07 February 2013

A slumgullion to savour

Dr Andrew Bacevich of Boston University has an excellent opinion piece up on The American Conservative. It isn’t a grand manifesto, but something manifestly more calm, measured and... well, realistic. But it is a brilliant read all the same. Here is a true gem of an excerpt:

The conservative tradition I have in mind may not satisfy purists. It doesn’t rise to the level of qualifying as anything so grandiose as a coherent philosophy. It’s more of a stew produced by combining sundry ingredients. The result, to use a word that ought warm the cockles of any conservative’s heart, is a sort of an intellectual slumgullion.

Here’s the basic recipe. As that stew’s principal ingredients, start with generous portions of John Quincy Adams and his grandson Henry. Fold in ample amounts of Randolph Bourne, Reinhold Niebuhr, and Christopher Lasch. For seasoning, throw in some Flannery O’Connor and Wendell Berry—don’t skimp. If you’re in a daring mood, add a dash of William Appleman Williams. To finish, sprinkle with Frank Capra—use a light hand: too sweet and the concoction’s ruined. Cook slowly. (Microwave not allowed.) What you get is a dish that is as nutritious as it is tasty.

What Dr Bacevich gets at is a conservative vision that focusses on the small and achievable rather than the grandiose and utopian. In so doing, he aims at several things which the misbegotten intellectual offspring of Max Shachtman and the Fountainhead fundamentalists have long ago misplaced; a value beyond the monetary and not amenable to cost-benefit analysis, set upon: received wisdom over fads, family over the consumer, the long-term common good over the private quarterly bottom line. He evinces with clarity the classical conviction that human beings are by nature ‘inherently ornery and perverse’. Further, he refuses to place state, market or military on idols’ pedestals, and evinces the classical position of Christian radicalism which looks askance at all concentrations of wealth and power.

More (and I love this part), he recognises that conservatives have to be smart about where they sign on, and with whom. (This is one point I make rather often regarding the Lost Causers. Not only is the alliance between certain libertarians and certain palaeoconservatives hailing treason in defence of slavery morally repugnant, it’s really just plain dumb.) He doesn’t stop there, though! Conservatives ‘need to recognize that the political left includes people of goodwill whose views on some (by no means all) matters coincide with our own’.

Please do read the whole thing. It seems everything I read from Dr Bacevich since The Limits of Power manages to heighten my respect for him; this is no exception!


  1. Bacevich is great, although I find his deficit hawk position to be wrongheaded given that I sense he makes the mistake of equating private debt with sovereign debt. American profligacy is a private problem that has its origins in the stagnation of real wages. The private credit boom occurred after wages stopped rising with productivity and people took on private debt to maintain their middle-class lifestyle.

    A better way to combat consumerism would be to curb the excesses of advertising (should pharmaceutical companies really be allowed to try to convince Americans that they should be on powerful drugs?) and curbing the rentier sector (for example, giving real teeth to anti-usury laws).
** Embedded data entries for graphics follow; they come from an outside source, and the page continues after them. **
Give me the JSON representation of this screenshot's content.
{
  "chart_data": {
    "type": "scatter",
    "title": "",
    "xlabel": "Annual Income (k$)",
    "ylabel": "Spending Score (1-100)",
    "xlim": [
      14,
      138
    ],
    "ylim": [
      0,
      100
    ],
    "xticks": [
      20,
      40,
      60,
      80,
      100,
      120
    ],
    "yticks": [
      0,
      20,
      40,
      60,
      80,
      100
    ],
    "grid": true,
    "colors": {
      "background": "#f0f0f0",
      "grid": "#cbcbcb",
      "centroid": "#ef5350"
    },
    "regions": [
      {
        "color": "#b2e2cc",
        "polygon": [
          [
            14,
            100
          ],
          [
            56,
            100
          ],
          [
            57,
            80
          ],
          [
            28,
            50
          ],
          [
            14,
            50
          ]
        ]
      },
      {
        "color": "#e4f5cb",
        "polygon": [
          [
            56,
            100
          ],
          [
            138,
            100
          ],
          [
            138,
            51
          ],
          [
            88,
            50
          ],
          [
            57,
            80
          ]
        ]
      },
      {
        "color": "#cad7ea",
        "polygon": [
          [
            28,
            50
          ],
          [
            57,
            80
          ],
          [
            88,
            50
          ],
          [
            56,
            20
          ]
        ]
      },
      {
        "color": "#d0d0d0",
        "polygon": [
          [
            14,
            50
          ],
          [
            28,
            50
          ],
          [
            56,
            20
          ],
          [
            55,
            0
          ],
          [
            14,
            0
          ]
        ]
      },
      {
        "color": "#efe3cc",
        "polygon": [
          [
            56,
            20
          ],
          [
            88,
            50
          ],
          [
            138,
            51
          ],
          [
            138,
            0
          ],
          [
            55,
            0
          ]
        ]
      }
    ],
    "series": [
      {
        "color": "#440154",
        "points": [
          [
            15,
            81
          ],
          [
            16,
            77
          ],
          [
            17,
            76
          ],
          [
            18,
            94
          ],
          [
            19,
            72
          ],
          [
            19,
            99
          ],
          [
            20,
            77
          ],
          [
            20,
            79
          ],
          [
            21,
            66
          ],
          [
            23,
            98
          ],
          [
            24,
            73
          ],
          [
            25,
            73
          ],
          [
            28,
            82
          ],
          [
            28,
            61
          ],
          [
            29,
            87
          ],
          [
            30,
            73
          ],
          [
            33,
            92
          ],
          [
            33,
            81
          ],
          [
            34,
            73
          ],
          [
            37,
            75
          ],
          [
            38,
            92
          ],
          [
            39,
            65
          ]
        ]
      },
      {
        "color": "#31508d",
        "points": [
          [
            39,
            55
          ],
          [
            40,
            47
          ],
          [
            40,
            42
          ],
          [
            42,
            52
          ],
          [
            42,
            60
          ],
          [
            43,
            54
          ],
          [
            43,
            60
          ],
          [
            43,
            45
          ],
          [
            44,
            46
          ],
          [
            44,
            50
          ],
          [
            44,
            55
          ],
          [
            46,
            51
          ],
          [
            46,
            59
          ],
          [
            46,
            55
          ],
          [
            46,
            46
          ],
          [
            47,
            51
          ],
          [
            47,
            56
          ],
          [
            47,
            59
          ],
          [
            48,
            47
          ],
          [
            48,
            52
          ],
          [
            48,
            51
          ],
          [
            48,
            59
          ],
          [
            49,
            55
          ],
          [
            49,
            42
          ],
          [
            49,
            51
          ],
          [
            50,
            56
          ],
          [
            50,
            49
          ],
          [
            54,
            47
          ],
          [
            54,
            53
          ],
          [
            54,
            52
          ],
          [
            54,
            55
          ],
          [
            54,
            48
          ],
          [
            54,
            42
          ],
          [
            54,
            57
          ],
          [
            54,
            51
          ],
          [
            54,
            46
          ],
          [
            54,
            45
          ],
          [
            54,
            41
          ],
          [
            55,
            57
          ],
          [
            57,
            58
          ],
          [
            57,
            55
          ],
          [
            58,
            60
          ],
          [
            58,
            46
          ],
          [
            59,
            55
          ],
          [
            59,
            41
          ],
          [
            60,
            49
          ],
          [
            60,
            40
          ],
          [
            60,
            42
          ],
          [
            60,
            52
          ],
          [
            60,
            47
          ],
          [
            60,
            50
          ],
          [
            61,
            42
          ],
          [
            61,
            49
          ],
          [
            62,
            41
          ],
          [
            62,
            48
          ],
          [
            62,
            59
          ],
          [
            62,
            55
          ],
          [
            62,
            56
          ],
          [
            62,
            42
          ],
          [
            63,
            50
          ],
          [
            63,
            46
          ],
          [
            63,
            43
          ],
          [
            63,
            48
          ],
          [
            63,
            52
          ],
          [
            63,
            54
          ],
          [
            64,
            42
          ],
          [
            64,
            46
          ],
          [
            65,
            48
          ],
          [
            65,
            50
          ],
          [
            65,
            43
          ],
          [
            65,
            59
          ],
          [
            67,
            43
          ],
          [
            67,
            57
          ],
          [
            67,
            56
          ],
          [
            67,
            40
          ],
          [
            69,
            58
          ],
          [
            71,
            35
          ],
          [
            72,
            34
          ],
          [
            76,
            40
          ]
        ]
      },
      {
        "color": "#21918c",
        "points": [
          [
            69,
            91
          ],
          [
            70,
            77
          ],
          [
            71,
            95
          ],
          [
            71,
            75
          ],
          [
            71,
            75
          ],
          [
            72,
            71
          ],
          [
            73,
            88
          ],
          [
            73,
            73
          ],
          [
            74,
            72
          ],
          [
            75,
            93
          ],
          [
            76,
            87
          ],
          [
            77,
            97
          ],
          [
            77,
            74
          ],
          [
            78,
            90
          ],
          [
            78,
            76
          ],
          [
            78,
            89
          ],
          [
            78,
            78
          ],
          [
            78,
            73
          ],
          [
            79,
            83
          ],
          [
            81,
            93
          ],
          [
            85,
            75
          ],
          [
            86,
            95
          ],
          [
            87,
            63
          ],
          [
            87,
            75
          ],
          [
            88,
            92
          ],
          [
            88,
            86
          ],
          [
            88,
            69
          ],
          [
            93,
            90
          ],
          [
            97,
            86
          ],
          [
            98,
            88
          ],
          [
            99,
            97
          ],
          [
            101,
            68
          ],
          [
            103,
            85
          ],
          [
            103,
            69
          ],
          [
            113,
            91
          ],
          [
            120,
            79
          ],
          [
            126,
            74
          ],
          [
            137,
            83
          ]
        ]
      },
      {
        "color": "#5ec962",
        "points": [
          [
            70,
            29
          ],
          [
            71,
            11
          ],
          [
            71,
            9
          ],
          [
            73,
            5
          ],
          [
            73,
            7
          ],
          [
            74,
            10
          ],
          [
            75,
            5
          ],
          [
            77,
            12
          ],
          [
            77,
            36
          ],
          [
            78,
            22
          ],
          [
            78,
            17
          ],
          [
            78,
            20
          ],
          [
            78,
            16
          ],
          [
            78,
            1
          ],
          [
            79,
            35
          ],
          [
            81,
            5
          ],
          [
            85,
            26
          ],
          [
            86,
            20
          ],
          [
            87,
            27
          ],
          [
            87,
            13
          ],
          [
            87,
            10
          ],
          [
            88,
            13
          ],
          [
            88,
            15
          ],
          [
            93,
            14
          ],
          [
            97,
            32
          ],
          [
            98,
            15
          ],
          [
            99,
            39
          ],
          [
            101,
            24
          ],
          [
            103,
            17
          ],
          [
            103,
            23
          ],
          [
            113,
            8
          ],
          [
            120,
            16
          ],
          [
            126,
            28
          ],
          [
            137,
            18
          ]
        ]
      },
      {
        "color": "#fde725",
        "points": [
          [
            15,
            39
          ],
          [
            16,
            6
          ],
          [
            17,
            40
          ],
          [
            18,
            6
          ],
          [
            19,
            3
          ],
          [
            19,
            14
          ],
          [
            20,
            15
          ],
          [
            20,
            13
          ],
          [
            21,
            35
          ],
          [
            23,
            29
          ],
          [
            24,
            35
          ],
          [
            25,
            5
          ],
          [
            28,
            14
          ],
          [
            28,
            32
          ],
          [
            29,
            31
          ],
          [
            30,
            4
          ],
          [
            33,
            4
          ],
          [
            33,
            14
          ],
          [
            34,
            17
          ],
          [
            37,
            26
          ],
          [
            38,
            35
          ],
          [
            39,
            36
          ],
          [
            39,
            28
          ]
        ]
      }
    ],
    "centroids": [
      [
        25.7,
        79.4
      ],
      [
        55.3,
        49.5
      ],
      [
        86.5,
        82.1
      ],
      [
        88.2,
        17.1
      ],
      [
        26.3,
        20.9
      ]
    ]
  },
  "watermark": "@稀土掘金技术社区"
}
  2. Hi John! Thanks for the comment!

    Dr Bacevich, being a professor of international relations, I think may be prone to view things from the macro standpoint first. This is very well and good precisely for issues between sovereign states, but I agree with you that this is not particularly useful when looking at finical relationships within a state - and the most convincing corrective to this weak point I have so far seen comes out of the old-school Marxist critique of credit (that is, as a means of temporarily overcoming the contradiction between the need for consumers with some wealth on their hands to purchase products, and the impulse to pay workers starvation wages to produce them).

    And yes, I absolutely agree we need to bring back the pre-Reagan restrictions on advertising content (as well as things like the fairness doctrine in broadcast media), and that we need to put some real effort into enforcing anti-usury and anti-trust laws. And not just for combatting rampant consumer debt, of course!